7 things that happened after I implemented Standards Based Grading
It has been 8th months since I’ve fully implementing Standards Based Grading (SBG) in my math classroom and, while skeptical at first, I’ve come to realize that my students are achieving more then before. I’ve noticed quite a few changes in not only my thinking but in the overall aspects of my class. The 7 things I have noticed:
- The quality of work has increased. Make no doubt, I still give classwork. So what’s changed? I don’t grade or collect a single piece of it. I do give valuable feedback to students as I walk around the class checking on their work but I have noticed something profound. When you take grades out of the equation of classwork, the quality of work increases. I know it’s hard to believe but it follows the theory in Daniel Pink’s book on motivation, “Drive.” He states that when you make a person’s salary high enough where it no longer becomes a factor in their job, the quality of work increased because the employee never worries about doing work for pay. They do work because they are intrinsically motivated. I find the same to be true with my students. Now that grades are no longer a factor, students don’t fret over earning that grade on each piece of work.

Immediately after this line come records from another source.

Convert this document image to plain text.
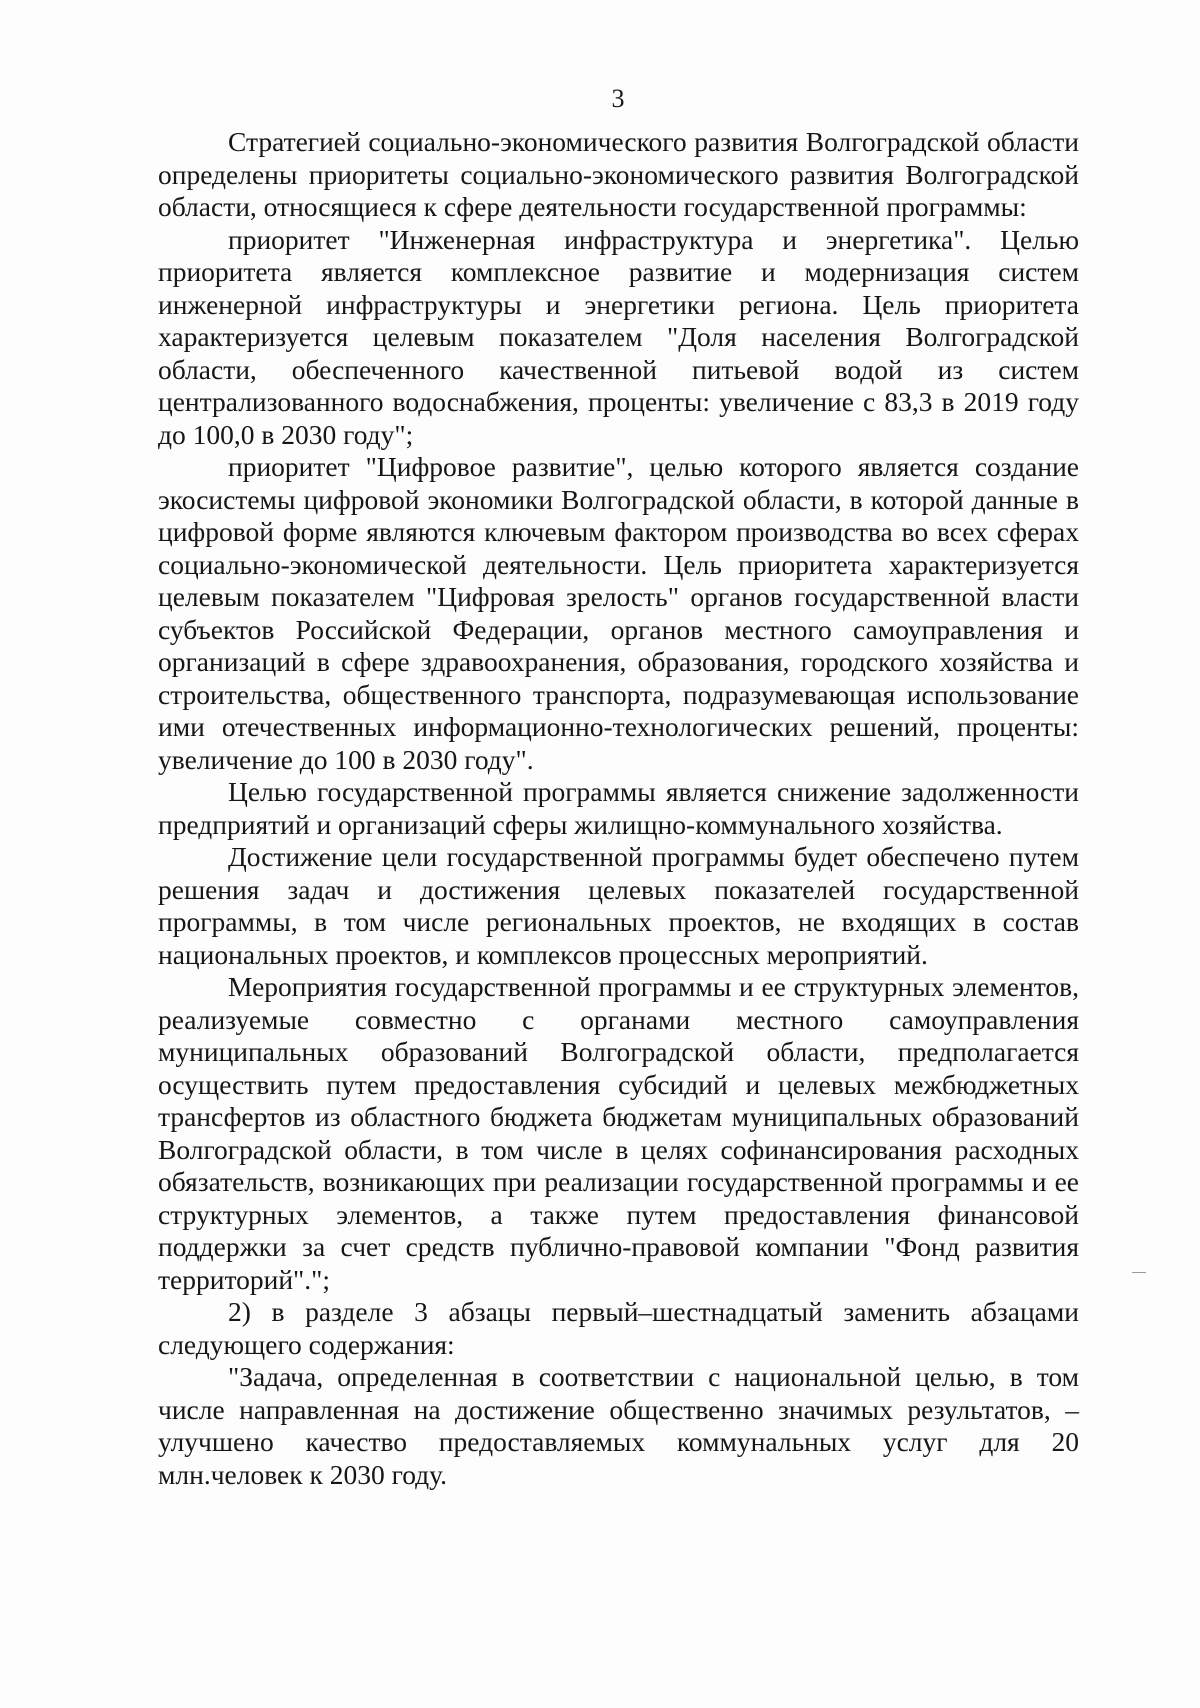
3

Стратегией социально-экономического развития Волгоградской области определены приоритеты социально-экономического развития Волгоградской области, относящиеся к сфере деятельности государственной программы:

приоритет "Инженерная инфраструктура и энергетика". Целью приоритета является комплексное развитие и модернизация систем инженерной инфраструктуры и энергетики региона. Цель приоритета характеризуется целевым показателем "Доля населения Волгоградской области, обеспеченного качественной питьевой водой из систем централизованного водоснабжения, проценты: увеличение с 83,3 в 2019 году до 100,0 в 2030 году";

приоритет "Цифровое развитие", целью которого является создание экосистемы цифровой экономики Волгоградской области, в которой данные в цифровой форме являются ключевым фактором производства во всех сферах социально-экономической деятельности. Цель приоритета характеризуется целевым показателем "Цифровая зрелость" органов государственной власти субъектов Российской Федерации, органов местного самоуправления и организаций в сфере здравоохранения, образования, городского хозяйства и строительства, общественного транспорта, подразумевающая использование ими отечественных информационно-технологических решений, проценты: увеличение до 100 в 2030 году".

Целью государственной программы является снижение задолженности предприятий и организаций сферы жилищно-коммунального хозяйства.

Достижение цели государственной программы будет обеспечено путем решения задач и достижения целевых показателей государственной программы, в том числе региональных проектов, не входящих в состав национальных проектов, и комплексов процессных мероприятий.

Мероприятия государственной программы и ее структурных элементов, реализуемые совместно с органами местного самоуправления муниципальных образований Волгоградской области, предполагается осуществить путем предоставления субсидий и целевых межбюджетных трансфертов из областного бюджета бюджетам муниципальных образований Волгоградской области, в том числе в целях софинансирования расходных обязательств, возникающих при реализации государственной программы и ее структурных элементов, а также путем предоставления финансовой поддержки за счет средств публично-правовой компании "Фонд развития территорий".";

2) в разделе 3 абзацы первый–шестнадцатый заменить абзацами следующего содержания:

"Задача, определенная в соответствии с национальной целью, в том числе направленная на достижение общественно значимых результатов, – улучшено качество предоставляемых коммунальных услуг для 20 млн.человек к 2030 году.
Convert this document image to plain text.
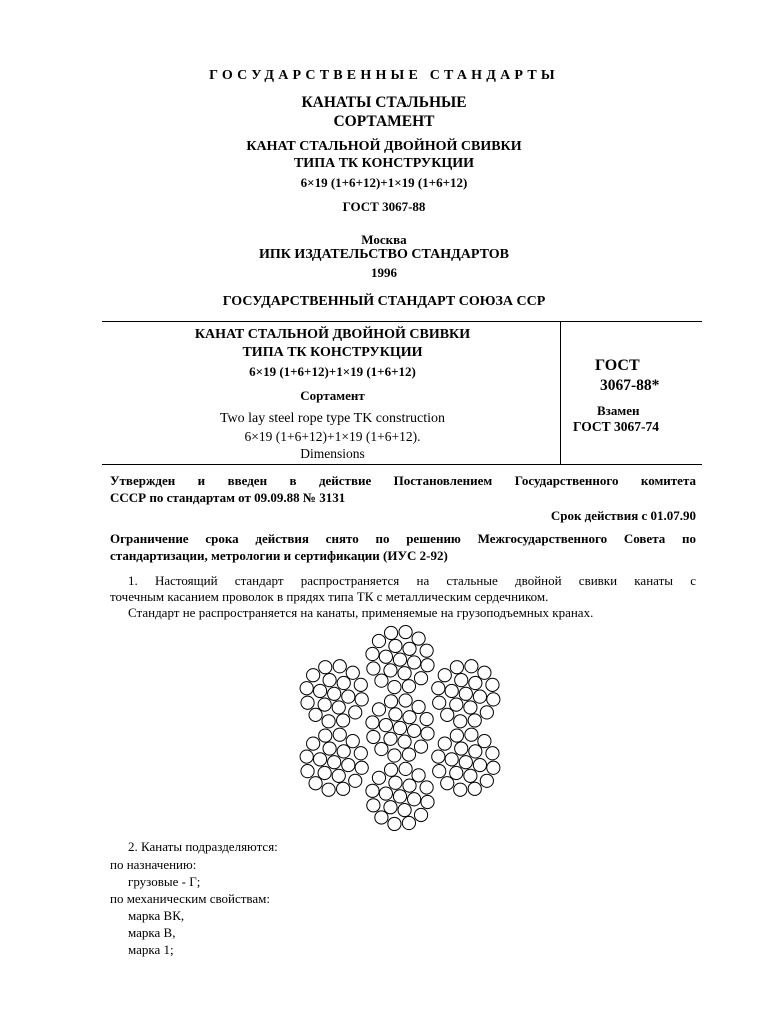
ГОСУДАРСТВЕННЫЕ СТАНДАРТЫ
КАНАТЫ СТАЛЬНЫЕ
СОРТАМЕНТ
КАНАТ СТАЛЬНОЙ ДВОЙНОЙ СВИВКИ
ТИПА ТК КОНСТРУКЦИИ
6×19 (1+6+12)+1×19 (1+6+12)
ГОСТ 3067-88
Москва
ИПК ИЗДАТЕЛЬСТВО СТАНДАРТОВ
1996
ГОСУДАРСТВЕННЫЙ СТАНДАРТ СОЮЗА ССР
КАНАТ СТАЛЬНОЙ ДВОЙНОЙ СВИВКИ
ТИПА ТК КОНСТРУКЦИИ
6×19 (1+6+12)+1×19 (1+6+12)
Сортамент
Two lay steel rope type TK construction
6×19 (1+6+12)+1×19 (1+6+12).
Dimensions
ГОСТ
3067-88*
Взамен
ГОСТ 3067-74
Утвержден и введен в действие Постановлением Государственного комитета
СССР по стандартам от 09.09.88 № 3131
Срок действия с 01.07.90
Ограничение срока действия снято по решению Межгосударственного Совета по
стандартизации, метрологии и сертификации (ИУС 2-92)
1. Настоящий стандарт распространяется на стальные двойной свивки канаты с
точечным касанием проволок в прядях типа ТК с металлическим сердечником.
Стандарт не распространяется на канаты, применяемые на грузоподъемных кранах.
2. Канаты подразделяются:
по назначению:
грузовые - Г;
по механическим свойствам:
марка ВК,
марка В,
марка 1;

They work because they know it’s important. It’s a profound discovery I have seen first hand and one I never would have believed had I not seen it within my own classroom. Here’s an example: (Remember again that I don’t grade this or even collect it.)
- Students have changed their language. Students no longer strive for the grade. They are never saying, “What can I do to get an, ‘A’?” I now here students tell me, “I need to reassess on the standard 7.G.4 because I need help finding the circumference of a circle.” Students know the concepts in which they need to improve upon.
- I was held accountable for knowing my standards. I am a math nerd. I know math quite well and I have always worked with standards. I thought I knew my standards well…and I did but not to the extent I needed to. When writing assessments I had to be flawless in writing questions that met the standards. It helped me to delve into my standards even farther to truly understand them.
- Grading was less subjective. With nothing factored into a grade other than content, I was no longer falsifying the grades I gave. The grade was a reflection of what the student(s) know. I grade all of my summative assessments based solely on the standards and whether or not students have mastered those standards.
- Students look at the feedback. When I put a grade at the top of the paper, students never looked at the feedback I wrote on their work as much as I had hoped. They were fixated on the grade. Once that percent and grade disappeared they started to read the feedback I gave.
- The busy work is gone. I actually feel at times like I have cheated the system that we call, “the game of school” but I no longer have hours upon hours of busy work. No longer do I have homework to grade, collect, record and pass back. It simply has disappeared. I now spend the time I used to spend grading endless amounts of work creating more meaningful lessons, videos and assessments.
- The grades now have meaning. The grades students earn are now a true reflection of what they knew. Simply put… they are now valid.